Als er seinen jüngsten Sohn jetzt erblickte, wurde ihm bewusst, wie ähnlich dieser doch seiner Mutter sah: die gleichen Haare, die gleichen Augen. Verwundert sah der Heranwachsende seinen Vater an. Er spürte, dass dieser ihn noch nie so angeschaut hatte.
Denethor spürte ein großes Verlangen, Faramir auf der Stelle aus dem Gemach zu schicken, denn er konnte seinen Anblick und die Erinnerungen nicht länger ertragen.

„Ich wollte nur fragen, ob ich meinen Bruder zum Tanzfest im fünften Festungsring begleiten darf“, sagte Faramir fast schuldbewusst und blickte zu Boden.
Denethor wollte seinen Sohn in einem scharfen Tonfall zurecht weisen, aber in diesem Moment brachte er es seltsamerweise nicht fertig.
„Meinetwegen“, sagte er mit einer ungewohnt milden Stimme.
Faramir bedankte sich breit lächelnd und verließ das Gemach.

Der Truchsess blieb nachdenklich zurück und starrte erneut auf den Stuhl.
Plötzlich war es ihm, als ob er in der Ferne leise Musik hörte.
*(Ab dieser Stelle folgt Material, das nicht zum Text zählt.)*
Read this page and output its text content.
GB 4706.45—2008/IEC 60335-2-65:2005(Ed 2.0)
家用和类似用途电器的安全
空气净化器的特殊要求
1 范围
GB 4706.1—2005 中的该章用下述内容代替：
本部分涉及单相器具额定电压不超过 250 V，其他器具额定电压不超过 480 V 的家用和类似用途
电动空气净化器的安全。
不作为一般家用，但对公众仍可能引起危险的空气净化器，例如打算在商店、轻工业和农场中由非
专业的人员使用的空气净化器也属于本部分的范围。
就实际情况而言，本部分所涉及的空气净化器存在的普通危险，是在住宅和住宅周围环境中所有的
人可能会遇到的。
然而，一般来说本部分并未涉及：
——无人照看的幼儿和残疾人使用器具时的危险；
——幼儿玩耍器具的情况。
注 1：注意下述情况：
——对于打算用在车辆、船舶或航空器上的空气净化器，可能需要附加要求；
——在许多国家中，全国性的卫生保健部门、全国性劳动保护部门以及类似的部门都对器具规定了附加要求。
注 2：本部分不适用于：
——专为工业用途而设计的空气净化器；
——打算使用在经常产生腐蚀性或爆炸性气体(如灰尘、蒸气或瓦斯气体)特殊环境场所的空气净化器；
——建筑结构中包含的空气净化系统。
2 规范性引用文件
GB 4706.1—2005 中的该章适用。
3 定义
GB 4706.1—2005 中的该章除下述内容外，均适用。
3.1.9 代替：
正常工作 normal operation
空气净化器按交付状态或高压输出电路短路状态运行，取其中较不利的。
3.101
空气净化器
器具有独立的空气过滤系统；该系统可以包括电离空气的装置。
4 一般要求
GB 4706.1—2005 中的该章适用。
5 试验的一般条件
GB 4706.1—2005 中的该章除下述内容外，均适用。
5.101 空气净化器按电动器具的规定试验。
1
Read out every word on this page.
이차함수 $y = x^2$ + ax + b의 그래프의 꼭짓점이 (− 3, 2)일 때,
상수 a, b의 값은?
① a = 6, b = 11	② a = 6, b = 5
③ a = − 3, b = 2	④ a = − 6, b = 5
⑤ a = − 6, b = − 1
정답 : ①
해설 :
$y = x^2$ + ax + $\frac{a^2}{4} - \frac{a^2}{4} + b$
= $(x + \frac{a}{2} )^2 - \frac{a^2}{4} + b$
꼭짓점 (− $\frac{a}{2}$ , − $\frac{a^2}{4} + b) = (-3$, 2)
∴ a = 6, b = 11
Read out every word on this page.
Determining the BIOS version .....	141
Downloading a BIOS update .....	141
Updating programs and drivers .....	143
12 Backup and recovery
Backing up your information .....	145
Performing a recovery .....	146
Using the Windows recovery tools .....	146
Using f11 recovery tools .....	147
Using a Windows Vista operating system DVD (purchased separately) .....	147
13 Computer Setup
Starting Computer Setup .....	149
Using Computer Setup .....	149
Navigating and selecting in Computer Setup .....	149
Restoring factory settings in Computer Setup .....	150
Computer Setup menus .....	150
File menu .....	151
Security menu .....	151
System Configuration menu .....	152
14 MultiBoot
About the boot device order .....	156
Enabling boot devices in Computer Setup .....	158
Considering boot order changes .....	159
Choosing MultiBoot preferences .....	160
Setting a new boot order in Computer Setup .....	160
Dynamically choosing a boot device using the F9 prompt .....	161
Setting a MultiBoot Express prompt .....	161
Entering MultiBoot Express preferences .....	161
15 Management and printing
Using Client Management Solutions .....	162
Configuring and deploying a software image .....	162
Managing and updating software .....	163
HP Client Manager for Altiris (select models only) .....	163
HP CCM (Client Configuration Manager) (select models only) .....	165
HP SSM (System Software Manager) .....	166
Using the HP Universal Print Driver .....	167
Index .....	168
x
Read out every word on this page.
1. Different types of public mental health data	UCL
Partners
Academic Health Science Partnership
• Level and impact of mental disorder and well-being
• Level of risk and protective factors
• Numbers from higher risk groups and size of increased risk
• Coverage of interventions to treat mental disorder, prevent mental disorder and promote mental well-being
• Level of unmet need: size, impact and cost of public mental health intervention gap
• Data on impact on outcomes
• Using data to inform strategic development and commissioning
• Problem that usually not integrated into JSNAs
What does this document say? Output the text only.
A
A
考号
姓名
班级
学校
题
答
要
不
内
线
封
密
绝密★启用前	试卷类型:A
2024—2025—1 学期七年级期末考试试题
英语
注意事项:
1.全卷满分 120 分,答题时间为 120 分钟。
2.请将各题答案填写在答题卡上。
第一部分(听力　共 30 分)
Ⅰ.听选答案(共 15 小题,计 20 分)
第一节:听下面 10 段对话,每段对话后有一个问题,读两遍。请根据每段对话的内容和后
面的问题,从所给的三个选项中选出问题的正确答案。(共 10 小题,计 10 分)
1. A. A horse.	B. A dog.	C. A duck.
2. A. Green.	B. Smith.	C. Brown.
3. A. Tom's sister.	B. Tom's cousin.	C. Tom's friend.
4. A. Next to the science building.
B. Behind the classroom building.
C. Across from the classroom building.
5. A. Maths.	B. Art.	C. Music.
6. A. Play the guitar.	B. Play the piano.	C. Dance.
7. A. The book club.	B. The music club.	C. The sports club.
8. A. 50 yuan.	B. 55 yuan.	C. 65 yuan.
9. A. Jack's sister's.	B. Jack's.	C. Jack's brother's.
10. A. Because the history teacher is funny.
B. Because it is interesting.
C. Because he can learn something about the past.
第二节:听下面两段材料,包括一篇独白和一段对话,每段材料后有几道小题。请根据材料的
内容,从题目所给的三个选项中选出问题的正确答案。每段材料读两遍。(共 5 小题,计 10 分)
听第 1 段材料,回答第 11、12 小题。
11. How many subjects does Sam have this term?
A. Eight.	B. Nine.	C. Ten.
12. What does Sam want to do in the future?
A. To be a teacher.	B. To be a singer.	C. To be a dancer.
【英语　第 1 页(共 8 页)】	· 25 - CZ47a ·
Er schloss die Augen und begann sich mit wiegenden Schritten durch den Raum zu bewegen. Er konnte auf einmal Finduilas’ Nähe spüren und roch den feinen Duft nach Sommerblumen und Meer, der sie immer begleitet hatte. Lächelnd legte er eine Hand an ihre Taille und die andere auf die schmale rechte Schulter. Eine Weile tanzte er so durch den Raum, doch irgendwann verstummte die Musik und Denethor öffnete wieder die Augen. Er stand alleine in dem leeren Gemach. Aber er war sich ganz sicher, dass seine geliebte Finduilas hier gewesen war und mit ihm den Abend der Wintersonnenwende verbracht hatte.

Mit einem glücklichen Gesichtsausdruck begab er sich in sein Schlafgemach, und als er noch einmal zum Fenster hinaussah, lächelte er, als er die tanzenden Paare auf den Straßen sah.